The Art Institute of Chicago is pleased to announce David Hockney: The Arrival of Spring, Normandy, 2020 , an exhibition of new work by one of England’s most versatile and inventive artists of the postwar era. In this latest project, Hockney rendered the richness of the season from the bucolic surroundings of rural Normandy on his iPad. Organized in collaboration with the Royal Academy of Arts, London, David Hockney: The Arrival of Spring, Normandy, 2020is on view at the Art Institute of Chicago from August 20, 2022 through January 9, 2023 and explores Hockney’s innovative approach to “painting” across 116 works, including two animated videos.
Two years ago—at the beginning of the COVID-19 pandemic—David Hockney traveled to France with the express intention of capturing the emergence of spring. Working en plein air (in the open air), he spent his days scrutinizing and recording the subtle, daily changes in the plants and light as spring emerged and took hold with all its drama and glory. The plein air approach was particularly fitting for his endeavor due to Normandy’s associations with the origin of French Impressionism.
Hockney diverted from Impressionistic tradition by engaging in his long-held embrace of contemporary technology—he has used fax machines, laser photocopiers, photoshop, and other 20th- and 21st-century digital instruments throughout his six-decade career.
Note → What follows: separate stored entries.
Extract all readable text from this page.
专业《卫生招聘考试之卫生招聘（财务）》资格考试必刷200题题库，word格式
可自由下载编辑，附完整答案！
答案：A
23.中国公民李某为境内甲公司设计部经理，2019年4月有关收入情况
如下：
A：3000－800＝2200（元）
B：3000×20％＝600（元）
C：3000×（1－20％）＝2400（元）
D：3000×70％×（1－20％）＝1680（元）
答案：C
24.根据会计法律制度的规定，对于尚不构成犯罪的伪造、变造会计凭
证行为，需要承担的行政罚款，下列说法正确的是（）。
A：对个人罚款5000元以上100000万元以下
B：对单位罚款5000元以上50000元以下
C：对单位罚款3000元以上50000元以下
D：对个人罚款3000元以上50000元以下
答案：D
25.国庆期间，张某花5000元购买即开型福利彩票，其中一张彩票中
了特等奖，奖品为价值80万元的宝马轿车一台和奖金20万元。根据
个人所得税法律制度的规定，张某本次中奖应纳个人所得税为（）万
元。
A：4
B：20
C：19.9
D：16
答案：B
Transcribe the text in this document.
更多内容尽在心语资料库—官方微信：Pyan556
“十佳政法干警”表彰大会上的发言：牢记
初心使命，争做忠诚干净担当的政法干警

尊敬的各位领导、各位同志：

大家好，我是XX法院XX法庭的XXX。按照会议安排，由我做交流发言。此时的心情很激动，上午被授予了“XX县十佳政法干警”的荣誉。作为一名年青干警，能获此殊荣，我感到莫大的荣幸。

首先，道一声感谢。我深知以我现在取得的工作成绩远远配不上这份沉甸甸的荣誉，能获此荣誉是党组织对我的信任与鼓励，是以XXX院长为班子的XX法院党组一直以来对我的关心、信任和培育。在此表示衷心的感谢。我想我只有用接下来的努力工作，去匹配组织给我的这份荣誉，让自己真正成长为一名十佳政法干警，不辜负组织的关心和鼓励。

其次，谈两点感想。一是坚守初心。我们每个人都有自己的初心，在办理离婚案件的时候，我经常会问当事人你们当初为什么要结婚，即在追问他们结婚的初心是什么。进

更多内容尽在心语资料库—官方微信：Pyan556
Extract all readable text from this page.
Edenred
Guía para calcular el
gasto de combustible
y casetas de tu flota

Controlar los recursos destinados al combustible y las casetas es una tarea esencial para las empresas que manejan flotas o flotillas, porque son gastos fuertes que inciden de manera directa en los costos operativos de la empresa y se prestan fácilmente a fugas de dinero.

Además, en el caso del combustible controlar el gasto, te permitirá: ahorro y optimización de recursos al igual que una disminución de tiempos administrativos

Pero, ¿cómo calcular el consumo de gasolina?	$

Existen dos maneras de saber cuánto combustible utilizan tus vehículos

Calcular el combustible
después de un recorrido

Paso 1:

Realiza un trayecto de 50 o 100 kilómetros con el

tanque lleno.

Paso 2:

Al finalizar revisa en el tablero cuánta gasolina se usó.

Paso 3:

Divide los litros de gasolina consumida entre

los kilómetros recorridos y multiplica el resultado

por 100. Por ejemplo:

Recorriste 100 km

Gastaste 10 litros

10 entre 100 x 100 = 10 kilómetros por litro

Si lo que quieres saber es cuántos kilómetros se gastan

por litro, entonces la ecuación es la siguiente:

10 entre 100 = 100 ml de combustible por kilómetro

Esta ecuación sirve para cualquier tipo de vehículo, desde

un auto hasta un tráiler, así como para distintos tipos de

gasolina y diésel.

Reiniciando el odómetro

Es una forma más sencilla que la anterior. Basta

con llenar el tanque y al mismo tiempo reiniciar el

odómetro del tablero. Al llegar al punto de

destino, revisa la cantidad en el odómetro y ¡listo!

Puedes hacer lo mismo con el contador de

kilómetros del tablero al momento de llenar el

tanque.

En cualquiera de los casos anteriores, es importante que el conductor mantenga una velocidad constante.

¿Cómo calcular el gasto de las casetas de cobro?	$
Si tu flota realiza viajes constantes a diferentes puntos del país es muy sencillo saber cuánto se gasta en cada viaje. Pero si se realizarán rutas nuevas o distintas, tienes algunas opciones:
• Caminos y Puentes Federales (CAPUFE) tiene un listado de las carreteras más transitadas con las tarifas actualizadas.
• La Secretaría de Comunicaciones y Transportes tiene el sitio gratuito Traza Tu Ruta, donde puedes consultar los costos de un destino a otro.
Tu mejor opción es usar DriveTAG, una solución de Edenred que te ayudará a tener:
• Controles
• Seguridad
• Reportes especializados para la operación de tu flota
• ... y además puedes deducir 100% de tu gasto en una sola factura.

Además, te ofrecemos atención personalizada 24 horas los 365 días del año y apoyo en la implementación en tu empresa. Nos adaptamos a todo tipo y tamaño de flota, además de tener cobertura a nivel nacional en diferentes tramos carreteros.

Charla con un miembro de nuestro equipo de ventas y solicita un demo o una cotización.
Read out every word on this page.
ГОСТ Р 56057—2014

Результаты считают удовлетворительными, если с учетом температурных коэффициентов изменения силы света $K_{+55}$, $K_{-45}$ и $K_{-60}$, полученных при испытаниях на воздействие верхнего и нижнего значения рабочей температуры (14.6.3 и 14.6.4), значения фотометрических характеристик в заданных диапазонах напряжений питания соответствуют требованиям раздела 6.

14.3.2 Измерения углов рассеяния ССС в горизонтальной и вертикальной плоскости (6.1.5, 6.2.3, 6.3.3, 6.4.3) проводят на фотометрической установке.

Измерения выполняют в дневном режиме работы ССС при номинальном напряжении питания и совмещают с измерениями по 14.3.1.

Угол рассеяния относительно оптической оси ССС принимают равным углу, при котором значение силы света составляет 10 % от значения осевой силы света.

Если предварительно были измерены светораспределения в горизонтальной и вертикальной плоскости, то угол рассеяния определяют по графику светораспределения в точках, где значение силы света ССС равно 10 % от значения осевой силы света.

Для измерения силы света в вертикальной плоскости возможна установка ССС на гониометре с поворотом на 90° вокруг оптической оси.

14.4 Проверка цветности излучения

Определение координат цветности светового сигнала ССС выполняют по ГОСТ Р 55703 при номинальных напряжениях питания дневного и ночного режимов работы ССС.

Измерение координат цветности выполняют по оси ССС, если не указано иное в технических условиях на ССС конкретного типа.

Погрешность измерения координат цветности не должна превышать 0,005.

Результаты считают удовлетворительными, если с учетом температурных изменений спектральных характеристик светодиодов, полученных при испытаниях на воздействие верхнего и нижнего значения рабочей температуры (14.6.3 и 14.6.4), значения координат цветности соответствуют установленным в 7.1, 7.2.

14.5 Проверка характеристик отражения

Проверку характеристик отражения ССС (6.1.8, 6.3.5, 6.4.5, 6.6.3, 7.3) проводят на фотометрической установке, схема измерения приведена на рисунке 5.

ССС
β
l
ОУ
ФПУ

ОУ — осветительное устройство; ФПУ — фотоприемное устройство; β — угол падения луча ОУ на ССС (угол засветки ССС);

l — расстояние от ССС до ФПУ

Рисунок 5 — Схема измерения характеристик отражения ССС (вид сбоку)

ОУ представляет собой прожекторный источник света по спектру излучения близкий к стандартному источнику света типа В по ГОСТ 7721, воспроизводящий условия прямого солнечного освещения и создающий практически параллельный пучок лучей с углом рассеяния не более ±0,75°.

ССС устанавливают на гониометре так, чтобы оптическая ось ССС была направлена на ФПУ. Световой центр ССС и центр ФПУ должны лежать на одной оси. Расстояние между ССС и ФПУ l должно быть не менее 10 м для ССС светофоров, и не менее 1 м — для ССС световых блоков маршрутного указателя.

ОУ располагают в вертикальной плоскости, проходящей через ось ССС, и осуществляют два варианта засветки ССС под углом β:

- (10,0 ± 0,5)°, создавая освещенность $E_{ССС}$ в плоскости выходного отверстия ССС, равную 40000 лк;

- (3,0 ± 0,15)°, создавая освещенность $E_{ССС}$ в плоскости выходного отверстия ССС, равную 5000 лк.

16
David Hockney: The Arrival of Spring, Normandy, 2020 was produced entirely on an iPad. The artist first explored this format in 2010 after working on an iPhone for a year prior. An app was adapted to his requirements with custom brushes and shapes, “I feel like I’m painting,” Hockney remarked. His iPad works possess all the qualities of his paintings on canvas, with his gesture and hand clearly evident.
Robyn Farrell, associate curator, Modern and Contemporary Art remarks, “David Hockney: The Arrival of Spring, Normandy, 2020 simultaneously celebrates and charts the temporal and textural transformation of the natural world. This body of work is distinct in that it offers the visual splendors of the French countryside through studied observation and technological execution. As the only American venue for the exhibition, we are delighted to share this particular view of the world, during an historic period of time, from one of the most important British artists of the 20th century.”
This series of work coincided with the beginning of the coronavirus pandemic, when much of the world went into a state of lockdown. Hockney’s exploration offers a contrast to the isolation and loss many experienced during this same period. His paintings are a celebration of the joy of the natural world, which reminds us, as he does himself in one of his often-repeated phrases, to “love life.”
Image: David Hockney. No. 209, 17th April 2020. © David Hockney.